# Another way to make a tap



## macmikeman (Jan 23, 2007)

We should ask Brian John to run a test and see how many amps can be run thru a sheetrock screw before it melts. Bet it exceeds a hundred.


----------



## Meadow (Jan 14, 2011)

Service Call said:


> It's even wrapped the wrong way around the screw.




http://www.electriciantalk.com/f13/violation-super-station-69367/index8/#post2453898 :whistling2:


----------



## Service Call (Jul 9, 2011)

That's funny, I was sent this pic by a friend who said an inspector in California sent it to him.


----------



## Southeast Power (Jan 18, 2009)

I see this all of the time in older installations when the POCO needs power for something.


----------



## Service Call (Jul 9, 2011)

Plus I guess I didn't see the other thread...duh.


----------



## RePhase277 (Feb 5, 2008)

This pic has been floating around the internet since 1523.


----------



## pete87 (Oct 22, 2012)

macmikeman said:


> We should ask Brian John to run a test and see how many amps can be run thru a sheetrock screw before it melts. Bet it exceeds a hundred.





Damm ... Bare 12awg Solid ... makes a 100A Fuse in a pinch ....


as to the OP ... Dude didn.t have an Allen Key ...






Pete


----------



## wcord (Jan 23, 2011)

Thought you were being serious


----------



## Meadow (Jan 14, 2011)

Service Call said:


> That's funny, I was sent this pic by a friend who said an inspector in California sent it to him.

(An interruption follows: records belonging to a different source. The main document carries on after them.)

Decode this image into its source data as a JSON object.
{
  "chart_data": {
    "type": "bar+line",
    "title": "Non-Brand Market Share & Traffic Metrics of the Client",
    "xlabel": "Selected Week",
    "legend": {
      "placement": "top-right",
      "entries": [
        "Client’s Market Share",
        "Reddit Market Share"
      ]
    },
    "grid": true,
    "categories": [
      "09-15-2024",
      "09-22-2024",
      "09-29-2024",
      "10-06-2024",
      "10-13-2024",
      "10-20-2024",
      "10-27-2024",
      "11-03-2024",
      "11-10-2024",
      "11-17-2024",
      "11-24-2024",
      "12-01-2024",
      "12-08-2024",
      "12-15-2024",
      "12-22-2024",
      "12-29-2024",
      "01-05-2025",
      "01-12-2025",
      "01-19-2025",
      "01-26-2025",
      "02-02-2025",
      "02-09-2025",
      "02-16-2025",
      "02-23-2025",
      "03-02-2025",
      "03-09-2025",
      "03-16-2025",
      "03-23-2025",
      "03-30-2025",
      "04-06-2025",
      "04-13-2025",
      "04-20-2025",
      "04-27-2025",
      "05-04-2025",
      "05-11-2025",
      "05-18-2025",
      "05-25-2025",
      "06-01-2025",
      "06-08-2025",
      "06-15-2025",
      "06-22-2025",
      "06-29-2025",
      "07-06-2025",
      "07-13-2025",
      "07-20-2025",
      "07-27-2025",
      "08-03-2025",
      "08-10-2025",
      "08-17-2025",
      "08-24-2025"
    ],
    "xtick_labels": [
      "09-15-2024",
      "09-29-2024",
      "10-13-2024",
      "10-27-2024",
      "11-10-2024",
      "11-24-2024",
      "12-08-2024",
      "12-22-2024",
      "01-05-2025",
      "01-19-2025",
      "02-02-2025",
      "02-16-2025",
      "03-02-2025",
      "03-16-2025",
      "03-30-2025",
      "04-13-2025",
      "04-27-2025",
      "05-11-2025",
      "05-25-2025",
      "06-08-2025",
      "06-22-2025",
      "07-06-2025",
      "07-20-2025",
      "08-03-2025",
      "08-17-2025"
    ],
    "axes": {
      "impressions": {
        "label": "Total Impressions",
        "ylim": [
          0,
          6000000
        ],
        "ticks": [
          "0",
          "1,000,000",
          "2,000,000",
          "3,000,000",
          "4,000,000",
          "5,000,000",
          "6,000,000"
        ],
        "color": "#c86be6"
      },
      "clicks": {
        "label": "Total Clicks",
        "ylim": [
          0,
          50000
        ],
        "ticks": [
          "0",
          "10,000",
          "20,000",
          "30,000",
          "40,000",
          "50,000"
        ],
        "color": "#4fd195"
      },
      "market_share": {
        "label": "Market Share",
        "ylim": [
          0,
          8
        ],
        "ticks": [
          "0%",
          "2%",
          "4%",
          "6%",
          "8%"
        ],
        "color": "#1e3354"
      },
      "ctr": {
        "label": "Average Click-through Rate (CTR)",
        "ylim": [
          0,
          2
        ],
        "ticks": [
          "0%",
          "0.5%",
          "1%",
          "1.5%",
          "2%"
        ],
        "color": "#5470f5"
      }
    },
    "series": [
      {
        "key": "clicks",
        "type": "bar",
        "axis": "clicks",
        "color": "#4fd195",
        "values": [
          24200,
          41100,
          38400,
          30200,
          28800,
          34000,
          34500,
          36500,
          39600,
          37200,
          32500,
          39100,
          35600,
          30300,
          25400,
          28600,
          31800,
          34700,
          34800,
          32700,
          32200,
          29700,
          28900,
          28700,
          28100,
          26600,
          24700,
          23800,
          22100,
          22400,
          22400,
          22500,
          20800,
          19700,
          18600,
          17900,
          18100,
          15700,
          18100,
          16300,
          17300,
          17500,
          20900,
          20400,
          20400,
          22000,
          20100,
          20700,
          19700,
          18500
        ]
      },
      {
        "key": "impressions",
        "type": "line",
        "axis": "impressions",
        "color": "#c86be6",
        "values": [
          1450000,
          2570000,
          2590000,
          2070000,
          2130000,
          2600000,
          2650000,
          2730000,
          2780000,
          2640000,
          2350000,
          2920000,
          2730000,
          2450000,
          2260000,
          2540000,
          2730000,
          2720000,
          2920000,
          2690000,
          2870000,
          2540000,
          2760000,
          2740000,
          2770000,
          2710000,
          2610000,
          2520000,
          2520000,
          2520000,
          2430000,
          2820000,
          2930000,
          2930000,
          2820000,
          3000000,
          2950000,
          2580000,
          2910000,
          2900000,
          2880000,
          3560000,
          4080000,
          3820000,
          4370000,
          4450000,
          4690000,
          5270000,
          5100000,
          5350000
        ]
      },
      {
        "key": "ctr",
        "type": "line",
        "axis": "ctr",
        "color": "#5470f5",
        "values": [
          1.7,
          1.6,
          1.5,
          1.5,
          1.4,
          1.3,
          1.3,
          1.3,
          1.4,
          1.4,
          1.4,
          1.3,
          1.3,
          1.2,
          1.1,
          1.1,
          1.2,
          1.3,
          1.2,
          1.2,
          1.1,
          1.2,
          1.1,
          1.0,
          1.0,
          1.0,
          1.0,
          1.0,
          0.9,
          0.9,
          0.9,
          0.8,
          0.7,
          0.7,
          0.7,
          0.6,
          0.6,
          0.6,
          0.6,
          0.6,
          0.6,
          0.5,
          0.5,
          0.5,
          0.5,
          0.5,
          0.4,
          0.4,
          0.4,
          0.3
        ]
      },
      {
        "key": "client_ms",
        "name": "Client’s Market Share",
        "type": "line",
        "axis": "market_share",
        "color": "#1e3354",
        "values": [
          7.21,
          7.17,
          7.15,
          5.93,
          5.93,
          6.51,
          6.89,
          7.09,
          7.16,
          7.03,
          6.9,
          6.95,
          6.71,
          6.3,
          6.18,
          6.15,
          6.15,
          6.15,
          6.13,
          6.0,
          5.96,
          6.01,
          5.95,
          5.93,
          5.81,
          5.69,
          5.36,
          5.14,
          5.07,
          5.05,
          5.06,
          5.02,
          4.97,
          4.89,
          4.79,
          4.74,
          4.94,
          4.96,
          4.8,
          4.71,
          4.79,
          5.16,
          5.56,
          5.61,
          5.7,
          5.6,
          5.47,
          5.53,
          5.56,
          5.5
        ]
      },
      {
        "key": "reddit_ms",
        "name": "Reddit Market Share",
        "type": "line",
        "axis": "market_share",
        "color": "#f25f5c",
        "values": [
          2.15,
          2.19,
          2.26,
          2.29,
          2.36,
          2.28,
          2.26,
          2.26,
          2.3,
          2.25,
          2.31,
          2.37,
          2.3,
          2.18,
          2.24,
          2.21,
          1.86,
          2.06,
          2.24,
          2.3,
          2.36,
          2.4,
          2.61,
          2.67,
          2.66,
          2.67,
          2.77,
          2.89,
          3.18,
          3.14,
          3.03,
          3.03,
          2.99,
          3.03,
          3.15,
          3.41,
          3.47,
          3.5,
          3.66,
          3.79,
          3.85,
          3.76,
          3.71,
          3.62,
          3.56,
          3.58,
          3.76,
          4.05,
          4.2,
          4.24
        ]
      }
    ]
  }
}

It actually originated from ET, but it went varial :laughing:


----------



## Meadow (Jan 14, 2011)

InPhase277 said:


> This pic has been floating around the internet since 1523.



It came from here, right?


----------



## Southeast Power (Jan 18, 2009)

Work here completely vanished when the Vietnam war was ending. My dad decided to work non-Union. 
The shop he worked for landed a school remodel job.
One of the crews working on that job found a pull box with some unusual conductors in it.
The guys on that crew decided that they would run a screw through the insulation of a couple of the conductors and check the screw heads with a meter.

The funny looking insulation was lead. 

No one died that day but, they did have to bring in a cable splicer to repair the monkey trouble they got themselves into. :laughing:


----------



## Almost always lurkin (Jul 30, 2014)

How did that even work? If lead were an insulator then car batteries wouldn't work.


----------



## Southeast Power (Jan 18, 2009)

Lead jacket over medium voltage cable.


----------



## Service Call (Jul 9, 2011)

I can't even imagine pulling them


----------



## wcord (Jan 23, 2011)

Service Call said:


> I can't even imagine pulling them


----------



## B-Nabs (Jun 4, 2014)

jrannis said:


> Lead jacket over medium voltage cable.


That must have been a pretty big surprise to whoever was driving the screw


----------



## Majewski (Jan 8, 2016)

Just saw this lol.


----------



## Jhellwig (Jun 18, 2014)

Service Call said:


> I can't even imagine pulling them


Lead is slick. It would be a piece of cake to pull.


----------



## MechanicalDVR (Dec 29, 2007)

Majewski said:


> Just saw this lol.


Haven't seen a VSC (very special connection) in a while. LOL


----------